Jesus, who, like my dope aunties, had a careful and wise word for every season, and for all occasions, never said a single word about homosexuality.  Not a single word.  Not one. 

Jesus waxed like a YouTube poet about greed, the dangers of hypocrisy, and the necessity of loving the poor.  Jesus of Nazareth also redefined family and challenged the rigid legalism of his day.  

The man also was sure to condone women the ministry, as well.  However, when it came to queer people or same-sex relationships, or our bedrooms and loving, consensual relationships, Jesus was completely silent.

I get it. Some folks argue that his silence implies consent to the Old Testament prohibitions. I get it. Folks have to make that argument. However, I believe Jesus’ silence speaks to something else altogether—Jesus wasn’t at all interested in policing identities or loving relationships of people. He was interested in the heart, in justice, and in inclusion.  The Gospels are clear about that. 

Throughout the Gospels, we see Jesus pushing and stretching every social, religious, and political boundary to reach out to the marginalized and excluded. 

He surely embraced tax collectors, folks who worshipped and believed differently than him, lepers, and women—those pushed to the edges of society by the pious religious folk.

When confronted with a woman caught in adultery, surrounded by men waiting to stone her, Jesus didn’t join in the condemnation.  No.

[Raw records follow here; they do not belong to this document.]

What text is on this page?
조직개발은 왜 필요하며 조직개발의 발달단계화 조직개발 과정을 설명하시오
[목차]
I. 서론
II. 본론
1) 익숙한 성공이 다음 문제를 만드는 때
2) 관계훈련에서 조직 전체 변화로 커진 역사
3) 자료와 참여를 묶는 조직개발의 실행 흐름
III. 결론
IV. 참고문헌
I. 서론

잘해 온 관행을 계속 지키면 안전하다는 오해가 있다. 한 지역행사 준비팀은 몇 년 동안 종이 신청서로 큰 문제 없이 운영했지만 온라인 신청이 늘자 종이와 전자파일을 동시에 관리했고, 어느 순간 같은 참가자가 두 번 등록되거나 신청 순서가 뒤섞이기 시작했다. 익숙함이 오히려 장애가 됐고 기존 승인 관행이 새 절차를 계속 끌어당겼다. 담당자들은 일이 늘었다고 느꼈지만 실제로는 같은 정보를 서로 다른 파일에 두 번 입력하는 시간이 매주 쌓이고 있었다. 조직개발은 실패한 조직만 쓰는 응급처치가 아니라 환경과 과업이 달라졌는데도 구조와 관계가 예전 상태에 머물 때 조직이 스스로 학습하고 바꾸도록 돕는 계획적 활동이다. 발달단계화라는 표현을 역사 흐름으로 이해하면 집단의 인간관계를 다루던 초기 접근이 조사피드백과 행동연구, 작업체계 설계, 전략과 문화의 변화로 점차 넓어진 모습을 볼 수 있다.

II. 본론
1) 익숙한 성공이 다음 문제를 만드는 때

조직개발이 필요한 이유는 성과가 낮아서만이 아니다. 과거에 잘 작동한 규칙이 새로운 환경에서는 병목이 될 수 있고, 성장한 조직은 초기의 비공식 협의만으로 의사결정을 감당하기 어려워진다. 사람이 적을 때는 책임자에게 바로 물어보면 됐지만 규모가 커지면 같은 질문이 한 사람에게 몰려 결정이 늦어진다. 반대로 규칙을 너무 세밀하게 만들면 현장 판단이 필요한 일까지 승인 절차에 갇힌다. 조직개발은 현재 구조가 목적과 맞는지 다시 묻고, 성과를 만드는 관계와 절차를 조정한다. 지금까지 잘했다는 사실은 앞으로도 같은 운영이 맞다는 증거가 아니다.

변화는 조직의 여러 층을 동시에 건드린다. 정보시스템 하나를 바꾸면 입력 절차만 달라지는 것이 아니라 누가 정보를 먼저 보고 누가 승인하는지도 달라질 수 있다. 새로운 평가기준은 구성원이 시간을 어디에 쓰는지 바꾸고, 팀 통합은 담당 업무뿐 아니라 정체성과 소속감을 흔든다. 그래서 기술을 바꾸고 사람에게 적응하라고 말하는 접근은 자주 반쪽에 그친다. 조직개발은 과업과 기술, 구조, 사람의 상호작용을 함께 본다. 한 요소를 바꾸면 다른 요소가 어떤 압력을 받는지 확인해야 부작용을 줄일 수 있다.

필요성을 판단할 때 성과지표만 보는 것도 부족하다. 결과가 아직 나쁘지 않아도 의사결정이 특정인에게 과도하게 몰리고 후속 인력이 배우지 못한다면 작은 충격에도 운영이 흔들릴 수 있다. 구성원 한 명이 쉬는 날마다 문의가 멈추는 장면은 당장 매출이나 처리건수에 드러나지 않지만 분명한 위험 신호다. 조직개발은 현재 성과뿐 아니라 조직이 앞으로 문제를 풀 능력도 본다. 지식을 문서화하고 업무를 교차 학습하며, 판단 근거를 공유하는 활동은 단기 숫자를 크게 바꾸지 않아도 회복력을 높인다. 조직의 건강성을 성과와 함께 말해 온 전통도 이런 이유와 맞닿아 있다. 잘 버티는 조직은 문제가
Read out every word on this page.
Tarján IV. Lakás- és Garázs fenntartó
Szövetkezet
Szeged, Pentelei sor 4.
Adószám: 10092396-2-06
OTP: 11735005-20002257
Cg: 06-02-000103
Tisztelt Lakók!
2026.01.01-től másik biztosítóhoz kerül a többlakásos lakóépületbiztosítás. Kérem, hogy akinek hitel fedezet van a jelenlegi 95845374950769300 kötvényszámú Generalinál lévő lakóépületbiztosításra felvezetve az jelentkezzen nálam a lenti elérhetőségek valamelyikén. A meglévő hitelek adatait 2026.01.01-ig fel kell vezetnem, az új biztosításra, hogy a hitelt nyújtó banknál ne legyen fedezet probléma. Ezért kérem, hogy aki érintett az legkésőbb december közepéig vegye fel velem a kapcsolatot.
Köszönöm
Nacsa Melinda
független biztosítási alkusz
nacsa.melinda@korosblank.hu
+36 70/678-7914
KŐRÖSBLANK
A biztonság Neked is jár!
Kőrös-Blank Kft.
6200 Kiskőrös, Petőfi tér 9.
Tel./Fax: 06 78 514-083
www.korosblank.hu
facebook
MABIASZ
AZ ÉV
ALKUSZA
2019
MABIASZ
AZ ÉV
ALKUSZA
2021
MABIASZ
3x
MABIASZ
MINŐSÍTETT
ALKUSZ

Rather, he challenged the crowd to examine their own prayer lives, their own works, their own shady dealings. 

Folks who have an issue with queer communities rest their theology on a few passages in the sacred text that find the Creator railing against sexual violence and lack of consent and healthy relationships, rather than condemning queer people and relationships. 

But, the whole time, our neighbors who oppose queer life are quick to ignore the central and transformative command of Jesus—“Love your neighbor as yourself”(Matthew 22:39).

When we prioritize our fear of things we don’t quite understand, over inclusive love, we are not acting like Christians; we are acting like the people who condemned Jesus for eating with sinners.

Singer Yolanda Adams recently captured the crux of the entire matter in an interview when she said, “God is not surprised by anyone he created. He knew who you would be even before your mom and dad even got together. So why am I disrespecting what God respects and loves?  How are you gon’ get mad at God for creating beautiful people?”

If we truly want to follow the Jesus of the Gospels, we must stop building walls and start building tables. We must embrace the radical, inclusive love that Jesus demonstrated—a love that refuses to condemn, and instead calls us all to walk together.